Onetime.id, Bandar Lampung – Komitmen membangun birokrasi bersih kembali digaungkan.
Pemerintah Provinsi Lampung melalui Inspektorat Provinsi Lampung menjadi narasumber dalam Sosialisasi Pembangunan Zona Integritas (ZI) yang digelar di Aula GSG Presisi Polda Lampung, Senin (23/02/2026).
Agenda ini disebut sebagai bagian dari percepatan reformasi birokrasi untuk menghadirkan instansi yang bebas korupsi dan berorientasi pada pelayanan publik.
Inspektur Provinsi Lampung, Bayana, menegaskan pembangunan Zona Integritas bukan sekadar program administratif, melainkan strategi nasional untuk memutus praktik korupsi, kolusi, dan nepotisme.
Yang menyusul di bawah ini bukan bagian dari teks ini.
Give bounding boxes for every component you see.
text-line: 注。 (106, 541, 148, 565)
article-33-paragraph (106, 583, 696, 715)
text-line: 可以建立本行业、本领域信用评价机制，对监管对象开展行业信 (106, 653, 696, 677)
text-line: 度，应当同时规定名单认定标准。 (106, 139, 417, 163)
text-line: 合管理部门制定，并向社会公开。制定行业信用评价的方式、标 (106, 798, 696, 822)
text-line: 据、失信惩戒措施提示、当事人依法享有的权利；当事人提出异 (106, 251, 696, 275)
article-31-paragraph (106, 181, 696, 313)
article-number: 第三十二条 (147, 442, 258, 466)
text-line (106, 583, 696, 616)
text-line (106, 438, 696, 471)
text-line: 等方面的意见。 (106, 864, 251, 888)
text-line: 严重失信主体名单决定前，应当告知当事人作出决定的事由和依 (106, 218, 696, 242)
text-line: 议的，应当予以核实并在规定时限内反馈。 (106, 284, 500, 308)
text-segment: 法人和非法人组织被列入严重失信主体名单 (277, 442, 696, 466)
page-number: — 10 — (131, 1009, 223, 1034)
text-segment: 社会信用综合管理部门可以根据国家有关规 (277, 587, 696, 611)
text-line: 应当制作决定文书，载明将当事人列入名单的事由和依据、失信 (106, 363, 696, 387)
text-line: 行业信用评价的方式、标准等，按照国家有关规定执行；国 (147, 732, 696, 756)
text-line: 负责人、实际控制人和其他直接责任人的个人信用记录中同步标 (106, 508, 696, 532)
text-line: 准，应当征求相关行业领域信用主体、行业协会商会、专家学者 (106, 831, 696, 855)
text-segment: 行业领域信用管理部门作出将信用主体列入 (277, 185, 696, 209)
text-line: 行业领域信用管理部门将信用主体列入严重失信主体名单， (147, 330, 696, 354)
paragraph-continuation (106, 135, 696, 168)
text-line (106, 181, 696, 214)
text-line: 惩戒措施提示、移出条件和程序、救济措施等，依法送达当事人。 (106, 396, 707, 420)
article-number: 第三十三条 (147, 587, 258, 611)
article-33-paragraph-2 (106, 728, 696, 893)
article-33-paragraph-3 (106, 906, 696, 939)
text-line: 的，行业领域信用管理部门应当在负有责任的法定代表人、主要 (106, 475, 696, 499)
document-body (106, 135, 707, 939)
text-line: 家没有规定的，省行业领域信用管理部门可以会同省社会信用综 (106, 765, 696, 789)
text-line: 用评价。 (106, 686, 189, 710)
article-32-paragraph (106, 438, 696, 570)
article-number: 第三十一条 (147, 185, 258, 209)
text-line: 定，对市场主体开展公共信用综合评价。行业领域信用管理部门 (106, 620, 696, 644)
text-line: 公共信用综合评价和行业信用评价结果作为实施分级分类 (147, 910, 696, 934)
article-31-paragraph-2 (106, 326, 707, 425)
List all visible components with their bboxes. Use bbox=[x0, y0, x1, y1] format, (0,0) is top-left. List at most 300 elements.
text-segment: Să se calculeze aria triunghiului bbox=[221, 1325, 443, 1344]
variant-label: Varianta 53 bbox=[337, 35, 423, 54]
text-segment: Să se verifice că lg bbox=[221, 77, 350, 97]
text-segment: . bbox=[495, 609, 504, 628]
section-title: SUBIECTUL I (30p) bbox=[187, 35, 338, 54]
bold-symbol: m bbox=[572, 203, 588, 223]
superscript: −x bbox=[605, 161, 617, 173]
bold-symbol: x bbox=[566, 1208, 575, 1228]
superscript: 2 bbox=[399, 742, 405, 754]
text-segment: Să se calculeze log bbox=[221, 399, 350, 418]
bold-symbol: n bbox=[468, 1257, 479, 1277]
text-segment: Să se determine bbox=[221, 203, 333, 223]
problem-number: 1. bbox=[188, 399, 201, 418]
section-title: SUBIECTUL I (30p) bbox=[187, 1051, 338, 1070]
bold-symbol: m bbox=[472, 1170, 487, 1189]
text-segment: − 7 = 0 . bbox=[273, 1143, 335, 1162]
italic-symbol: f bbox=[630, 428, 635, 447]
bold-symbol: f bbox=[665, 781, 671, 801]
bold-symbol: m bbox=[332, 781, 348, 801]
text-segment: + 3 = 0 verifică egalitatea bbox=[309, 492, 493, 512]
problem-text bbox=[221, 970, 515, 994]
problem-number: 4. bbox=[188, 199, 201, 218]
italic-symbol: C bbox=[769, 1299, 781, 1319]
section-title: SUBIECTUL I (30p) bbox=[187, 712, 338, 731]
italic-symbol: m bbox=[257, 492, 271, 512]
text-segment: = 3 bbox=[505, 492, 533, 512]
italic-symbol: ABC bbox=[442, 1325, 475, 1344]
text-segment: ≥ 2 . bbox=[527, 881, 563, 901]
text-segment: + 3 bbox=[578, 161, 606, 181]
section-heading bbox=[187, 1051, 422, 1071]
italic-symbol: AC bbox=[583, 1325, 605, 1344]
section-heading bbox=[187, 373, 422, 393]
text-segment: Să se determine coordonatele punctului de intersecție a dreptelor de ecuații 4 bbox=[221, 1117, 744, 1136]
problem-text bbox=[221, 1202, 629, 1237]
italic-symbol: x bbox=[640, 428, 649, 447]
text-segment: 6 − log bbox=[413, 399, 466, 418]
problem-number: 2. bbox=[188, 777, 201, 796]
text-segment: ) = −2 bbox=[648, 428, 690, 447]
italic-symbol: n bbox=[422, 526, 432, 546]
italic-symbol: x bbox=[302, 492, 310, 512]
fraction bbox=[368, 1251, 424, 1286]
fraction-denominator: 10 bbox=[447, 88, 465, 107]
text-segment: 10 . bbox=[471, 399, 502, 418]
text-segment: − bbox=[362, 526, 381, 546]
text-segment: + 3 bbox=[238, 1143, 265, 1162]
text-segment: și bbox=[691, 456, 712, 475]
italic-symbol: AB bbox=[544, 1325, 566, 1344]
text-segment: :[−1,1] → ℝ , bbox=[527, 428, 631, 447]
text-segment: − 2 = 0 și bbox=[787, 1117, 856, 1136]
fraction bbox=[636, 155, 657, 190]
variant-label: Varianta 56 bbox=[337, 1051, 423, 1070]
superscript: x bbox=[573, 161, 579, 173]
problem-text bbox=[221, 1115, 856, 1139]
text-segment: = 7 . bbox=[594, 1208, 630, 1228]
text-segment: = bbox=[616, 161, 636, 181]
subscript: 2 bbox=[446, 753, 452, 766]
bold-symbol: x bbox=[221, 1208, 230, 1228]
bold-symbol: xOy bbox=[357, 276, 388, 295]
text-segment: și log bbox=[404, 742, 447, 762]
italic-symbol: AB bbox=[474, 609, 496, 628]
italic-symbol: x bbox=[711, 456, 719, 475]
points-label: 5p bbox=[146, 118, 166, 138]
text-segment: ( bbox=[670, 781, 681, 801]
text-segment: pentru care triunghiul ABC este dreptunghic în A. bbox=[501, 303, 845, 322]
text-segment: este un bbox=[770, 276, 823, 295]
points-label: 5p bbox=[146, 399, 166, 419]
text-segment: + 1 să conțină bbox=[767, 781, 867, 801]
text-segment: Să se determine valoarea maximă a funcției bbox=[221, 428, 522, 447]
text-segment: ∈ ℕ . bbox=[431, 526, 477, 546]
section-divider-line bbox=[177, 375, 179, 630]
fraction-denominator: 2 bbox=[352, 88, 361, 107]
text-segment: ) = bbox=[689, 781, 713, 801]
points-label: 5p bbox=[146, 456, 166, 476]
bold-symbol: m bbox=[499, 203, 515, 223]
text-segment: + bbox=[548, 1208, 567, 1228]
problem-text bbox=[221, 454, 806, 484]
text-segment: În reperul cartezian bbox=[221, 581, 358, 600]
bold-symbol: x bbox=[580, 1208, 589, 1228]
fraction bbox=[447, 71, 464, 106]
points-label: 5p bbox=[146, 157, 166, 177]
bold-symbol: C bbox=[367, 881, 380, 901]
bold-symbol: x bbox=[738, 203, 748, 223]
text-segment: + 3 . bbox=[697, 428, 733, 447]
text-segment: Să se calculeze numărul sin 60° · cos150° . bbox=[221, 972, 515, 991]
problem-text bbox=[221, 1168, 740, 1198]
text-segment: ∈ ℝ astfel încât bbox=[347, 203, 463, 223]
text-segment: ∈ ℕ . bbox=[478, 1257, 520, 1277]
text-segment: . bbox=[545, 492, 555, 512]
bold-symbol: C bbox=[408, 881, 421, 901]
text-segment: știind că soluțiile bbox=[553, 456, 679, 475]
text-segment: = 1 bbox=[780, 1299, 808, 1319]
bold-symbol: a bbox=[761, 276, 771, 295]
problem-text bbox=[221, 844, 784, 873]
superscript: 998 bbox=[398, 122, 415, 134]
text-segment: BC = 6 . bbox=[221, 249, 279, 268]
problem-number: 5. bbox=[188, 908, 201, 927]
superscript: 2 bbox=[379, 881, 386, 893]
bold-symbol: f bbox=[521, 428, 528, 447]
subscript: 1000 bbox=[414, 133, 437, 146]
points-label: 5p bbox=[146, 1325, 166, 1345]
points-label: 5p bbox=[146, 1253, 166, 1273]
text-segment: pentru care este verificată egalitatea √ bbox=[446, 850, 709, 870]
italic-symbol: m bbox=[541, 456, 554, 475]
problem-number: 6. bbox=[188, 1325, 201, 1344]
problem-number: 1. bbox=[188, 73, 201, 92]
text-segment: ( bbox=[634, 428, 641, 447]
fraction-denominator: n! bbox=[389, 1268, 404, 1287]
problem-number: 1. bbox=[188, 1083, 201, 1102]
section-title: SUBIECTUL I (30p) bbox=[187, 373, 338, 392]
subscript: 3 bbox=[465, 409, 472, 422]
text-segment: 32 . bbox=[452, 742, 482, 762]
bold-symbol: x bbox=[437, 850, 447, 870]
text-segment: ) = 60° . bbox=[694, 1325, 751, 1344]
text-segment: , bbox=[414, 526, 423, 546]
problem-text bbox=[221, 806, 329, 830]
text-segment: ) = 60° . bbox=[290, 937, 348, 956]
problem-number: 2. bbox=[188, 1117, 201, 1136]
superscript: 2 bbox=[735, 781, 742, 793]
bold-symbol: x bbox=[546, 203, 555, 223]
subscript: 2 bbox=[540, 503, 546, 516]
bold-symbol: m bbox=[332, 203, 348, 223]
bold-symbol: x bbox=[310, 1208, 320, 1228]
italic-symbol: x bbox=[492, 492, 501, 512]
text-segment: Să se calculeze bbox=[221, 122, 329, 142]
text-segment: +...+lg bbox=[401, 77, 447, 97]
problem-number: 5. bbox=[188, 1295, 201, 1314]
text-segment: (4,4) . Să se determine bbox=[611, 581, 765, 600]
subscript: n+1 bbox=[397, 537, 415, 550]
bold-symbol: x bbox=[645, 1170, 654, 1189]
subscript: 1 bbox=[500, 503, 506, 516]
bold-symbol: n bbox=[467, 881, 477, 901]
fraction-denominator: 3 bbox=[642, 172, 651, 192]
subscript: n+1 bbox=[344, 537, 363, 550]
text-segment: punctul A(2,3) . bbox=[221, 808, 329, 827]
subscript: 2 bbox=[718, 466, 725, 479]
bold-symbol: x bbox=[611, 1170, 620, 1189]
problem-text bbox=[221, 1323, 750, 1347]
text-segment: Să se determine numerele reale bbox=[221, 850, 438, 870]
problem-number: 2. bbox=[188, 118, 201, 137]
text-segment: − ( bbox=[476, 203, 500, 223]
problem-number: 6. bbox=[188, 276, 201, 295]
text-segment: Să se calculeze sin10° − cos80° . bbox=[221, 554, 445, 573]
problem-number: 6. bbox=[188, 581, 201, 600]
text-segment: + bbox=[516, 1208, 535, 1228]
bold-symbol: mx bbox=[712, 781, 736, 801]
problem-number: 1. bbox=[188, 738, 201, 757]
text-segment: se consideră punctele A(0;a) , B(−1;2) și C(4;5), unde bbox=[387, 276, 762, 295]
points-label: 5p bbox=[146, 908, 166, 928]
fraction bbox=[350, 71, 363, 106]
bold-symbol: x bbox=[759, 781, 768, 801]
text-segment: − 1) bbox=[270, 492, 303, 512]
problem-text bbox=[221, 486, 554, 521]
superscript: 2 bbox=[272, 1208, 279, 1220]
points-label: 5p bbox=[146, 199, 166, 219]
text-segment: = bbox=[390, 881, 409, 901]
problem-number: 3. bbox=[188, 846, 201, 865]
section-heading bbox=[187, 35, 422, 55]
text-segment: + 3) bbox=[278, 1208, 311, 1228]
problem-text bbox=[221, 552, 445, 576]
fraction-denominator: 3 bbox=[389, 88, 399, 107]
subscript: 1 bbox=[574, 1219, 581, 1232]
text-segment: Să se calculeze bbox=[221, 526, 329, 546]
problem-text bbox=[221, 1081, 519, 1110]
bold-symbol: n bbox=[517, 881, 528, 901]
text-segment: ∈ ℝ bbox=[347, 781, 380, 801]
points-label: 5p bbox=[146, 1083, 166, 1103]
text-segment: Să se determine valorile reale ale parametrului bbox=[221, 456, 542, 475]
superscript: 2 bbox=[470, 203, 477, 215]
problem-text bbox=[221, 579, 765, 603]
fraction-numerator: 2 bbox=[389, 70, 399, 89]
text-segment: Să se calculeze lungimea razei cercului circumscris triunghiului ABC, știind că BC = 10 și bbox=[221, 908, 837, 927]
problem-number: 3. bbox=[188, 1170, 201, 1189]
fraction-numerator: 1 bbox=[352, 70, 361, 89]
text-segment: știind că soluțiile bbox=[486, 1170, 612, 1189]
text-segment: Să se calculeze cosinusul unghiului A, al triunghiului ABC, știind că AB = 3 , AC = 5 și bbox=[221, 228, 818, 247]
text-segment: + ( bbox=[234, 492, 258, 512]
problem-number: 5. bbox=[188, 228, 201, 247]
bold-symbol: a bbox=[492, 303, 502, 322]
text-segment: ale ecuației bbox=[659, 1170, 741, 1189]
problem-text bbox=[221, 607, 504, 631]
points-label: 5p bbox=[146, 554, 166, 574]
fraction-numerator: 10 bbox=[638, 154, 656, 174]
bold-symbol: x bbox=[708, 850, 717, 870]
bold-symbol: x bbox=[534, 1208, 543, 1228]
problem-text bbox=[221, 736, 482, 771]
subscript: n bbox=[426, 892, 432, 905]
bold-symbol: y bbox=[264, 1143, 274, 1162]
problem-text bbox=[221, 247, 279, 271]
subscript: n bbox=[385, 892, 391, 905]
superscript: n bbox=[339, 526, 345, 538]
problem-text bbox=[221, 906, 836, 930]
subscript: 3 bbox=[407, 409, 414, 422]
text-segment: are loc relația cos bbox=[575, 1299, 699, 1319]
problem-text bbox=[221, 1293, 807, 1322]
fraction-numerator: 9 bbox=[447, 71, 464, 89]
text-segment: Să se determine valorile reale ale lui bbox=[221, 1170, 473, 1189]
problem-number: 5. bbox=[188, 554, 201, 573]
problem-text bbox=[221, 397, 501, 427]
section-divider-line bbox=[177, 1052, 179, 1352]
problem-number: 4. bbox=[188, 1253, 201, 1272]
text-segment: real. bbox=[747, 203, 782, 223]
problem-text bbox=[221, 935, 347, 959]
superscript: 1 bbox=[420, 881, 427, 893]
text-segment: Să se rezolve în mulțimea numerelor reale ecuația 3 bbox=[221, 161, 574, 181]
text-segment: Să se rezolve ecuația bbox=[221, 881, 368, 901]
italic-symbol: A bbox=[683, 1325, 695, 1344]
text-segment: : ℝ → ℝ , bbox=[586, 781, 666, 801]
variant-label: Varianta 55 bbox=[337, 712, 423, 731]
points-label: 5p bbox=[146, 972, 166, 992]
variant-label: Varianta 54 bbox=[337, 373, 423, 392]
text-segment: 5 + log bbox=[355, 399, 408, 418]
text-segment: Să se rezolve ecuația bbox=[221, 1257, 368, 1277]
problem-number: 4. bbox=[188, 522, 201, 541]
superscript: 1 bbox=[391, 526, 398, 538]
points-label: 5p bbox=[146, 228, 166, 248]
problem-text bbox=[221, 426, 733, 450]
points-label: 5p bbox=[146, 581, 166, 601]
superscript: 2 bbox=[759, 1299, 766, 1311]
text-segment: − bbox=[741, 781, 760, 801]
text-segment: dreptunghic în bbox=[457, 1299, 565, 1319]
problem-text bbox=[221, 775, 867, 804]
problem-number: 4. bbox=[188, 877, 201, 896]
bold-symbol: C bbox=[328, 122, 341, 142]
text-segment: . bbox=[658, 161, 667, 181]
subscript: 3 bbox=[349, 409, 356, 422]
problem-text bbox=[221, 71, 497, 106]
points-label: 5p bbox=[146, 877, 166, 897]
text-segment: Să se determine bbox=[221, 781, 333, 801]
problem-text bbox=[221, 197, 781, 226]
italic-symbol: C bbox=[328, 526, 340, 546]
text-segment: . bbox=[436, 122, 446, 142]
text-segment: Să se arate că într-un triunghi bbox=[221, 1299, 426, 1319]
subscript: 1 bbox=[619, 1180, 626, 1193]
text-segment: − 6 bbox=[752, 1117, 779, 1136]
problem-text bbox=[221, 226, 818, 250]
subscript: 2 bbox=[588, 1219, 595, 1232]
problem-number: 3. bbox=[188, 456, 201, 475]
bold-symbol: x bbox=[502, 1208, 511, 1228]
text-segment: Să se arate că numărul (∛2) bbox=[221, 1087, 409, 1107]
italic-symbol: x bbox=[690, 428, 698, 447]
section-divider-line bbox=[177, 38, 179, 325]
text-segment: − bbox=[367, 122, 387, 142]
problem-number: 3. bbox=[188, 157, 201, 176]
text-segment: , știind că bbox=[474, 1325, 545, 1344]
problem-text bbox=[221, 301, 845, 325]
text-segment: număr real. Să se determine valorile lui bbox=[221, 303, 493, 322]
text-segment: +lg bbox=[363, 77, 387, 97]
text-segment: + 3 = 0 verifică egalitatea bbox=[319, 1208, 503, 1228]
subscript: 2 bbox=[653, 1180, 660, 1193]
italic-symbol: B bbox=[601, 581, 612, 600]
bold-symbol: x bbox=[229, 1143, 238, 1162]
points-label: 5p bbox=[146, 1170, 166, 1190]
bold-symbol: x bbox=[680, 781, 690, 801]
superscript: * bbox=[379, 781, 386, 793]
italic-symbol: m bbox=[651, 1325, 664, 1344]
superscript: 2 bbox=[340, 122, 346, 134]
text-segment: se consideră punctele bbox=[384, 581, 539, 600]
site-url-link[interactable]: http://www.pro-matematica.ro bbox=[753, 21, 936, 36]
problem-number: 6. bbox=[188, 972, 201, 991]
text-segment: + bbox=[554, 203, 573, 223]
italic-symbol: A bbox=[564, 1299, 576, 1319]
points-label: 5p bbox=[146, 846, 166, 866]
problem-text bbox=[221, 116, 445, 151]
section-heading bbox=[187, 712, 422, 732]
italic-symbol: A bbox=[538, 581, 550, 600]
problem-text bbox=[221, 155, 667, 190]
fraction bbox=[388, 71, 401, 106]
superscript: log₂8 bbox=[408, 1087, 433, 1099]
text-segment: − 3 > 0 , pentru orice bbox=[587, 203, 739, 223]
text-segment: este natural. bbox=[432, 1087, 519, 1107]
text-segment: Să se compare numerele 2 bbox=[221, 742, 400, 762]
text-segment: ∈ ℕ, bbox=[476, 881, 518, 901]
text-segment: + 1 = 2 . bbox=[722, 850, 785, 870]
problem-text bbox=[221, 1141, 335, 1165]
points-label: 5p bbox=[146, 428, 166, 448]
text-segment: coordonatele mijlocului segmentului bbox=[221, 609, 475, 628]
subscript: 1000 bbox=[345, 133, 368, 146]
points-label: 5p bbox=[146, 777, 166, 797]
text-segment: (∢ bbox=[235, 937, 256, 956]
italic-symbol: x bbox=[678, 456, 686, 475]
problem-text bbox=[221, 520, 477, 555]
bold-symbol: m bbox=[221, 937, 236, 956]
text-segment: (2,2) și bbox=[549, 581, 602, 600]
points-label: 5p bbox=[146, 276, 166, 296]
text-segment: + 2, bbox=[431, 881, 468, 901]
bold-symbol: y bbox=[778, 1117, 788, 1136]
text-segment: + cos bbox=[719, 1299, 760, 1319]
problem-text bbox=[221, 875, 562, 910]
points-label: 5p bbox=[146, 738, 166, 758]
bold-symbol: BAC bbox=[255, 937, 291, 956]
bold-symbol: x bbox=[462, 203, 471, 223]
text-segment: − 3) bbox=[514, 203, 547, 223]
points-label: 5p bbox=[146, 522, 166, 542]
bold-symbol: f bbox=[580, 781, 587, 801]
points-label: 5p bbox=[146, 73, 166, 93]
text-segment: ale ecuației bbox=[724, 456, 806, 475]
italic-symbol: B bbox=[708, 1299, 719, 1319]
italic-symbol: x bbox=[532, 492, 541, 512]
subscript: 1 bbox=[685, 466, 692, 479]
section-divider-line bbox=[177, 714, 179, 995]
Menurut dia, perubahan harus dimulai dari komitmen pimpinan tertinggi. “Jika komitmen itu kuat, perubahan akan bergerak hingga ke seluruh jajaran,” ujarnya.
Bayana mengingatkan, predikat Wilayah Bebas dari Korupsi (WBK) dan Wilayah Birokrasi Bersih dan Melayani (WBBM) bukan tujuan akhir.
Predikat itu, kata dia, hanya konsekuensi dari proses pembenahan yang sistematis dan berkelanjutan.
Dengan kata lain, yang dikejar bukan plakat di dinding kantor, melainkan perubahan kultur kerja.
Ia menjelaskan, penilaian pembangunan ZI dilakukan secara objektif dan berlapis terbuka maupun tertutup untuk memastikan unit pelayanan benar-benar menjalankan prinsip integritas.
Mekanisme ini dirancang agar reformasi tak berhenti pada seremoni deklarasi.
Dalam paparannya, Bayana membeberkan enam komponen pengungkit pembangunan ZI manajemen perubahan, penataan tata laksana, penataan manajemen sumber daya manusia, penguatan akuntabilitas, penguatan pengawasan, dan peningkatan kualitas pelayanan publik.
Seluruhnya harus berjalan selaras agar dampaknya terasa langsung oleh masyarakat.
Ia juga menekankan pembangunan Zona Integritas tidak perlu menunggu kondisi sempurna.
Perbaikan dapat dimulai sembari berproses. Pesan ini seolah menjadi pengingat bahwa reformasi birokrasi adalah kerja panjang, bukan proyek musiman.
Kegiatan yang diinisiasi Polda Lampung tersebut diharapkan memperluas semangat ZI ke berbagai instansi pelayanan publik.
Namun seperti banyak agenda reformasi sebelumnya, ujian sesungguhnya bukan pada forum sosialisasi, melainkan pada praktik di lapangan pakah masyarakat merasakan pelayanan yang lebih cepat, transparan, dan bebas pungutan tau sekadar mendengar istilah baru dalam birokrasi lama.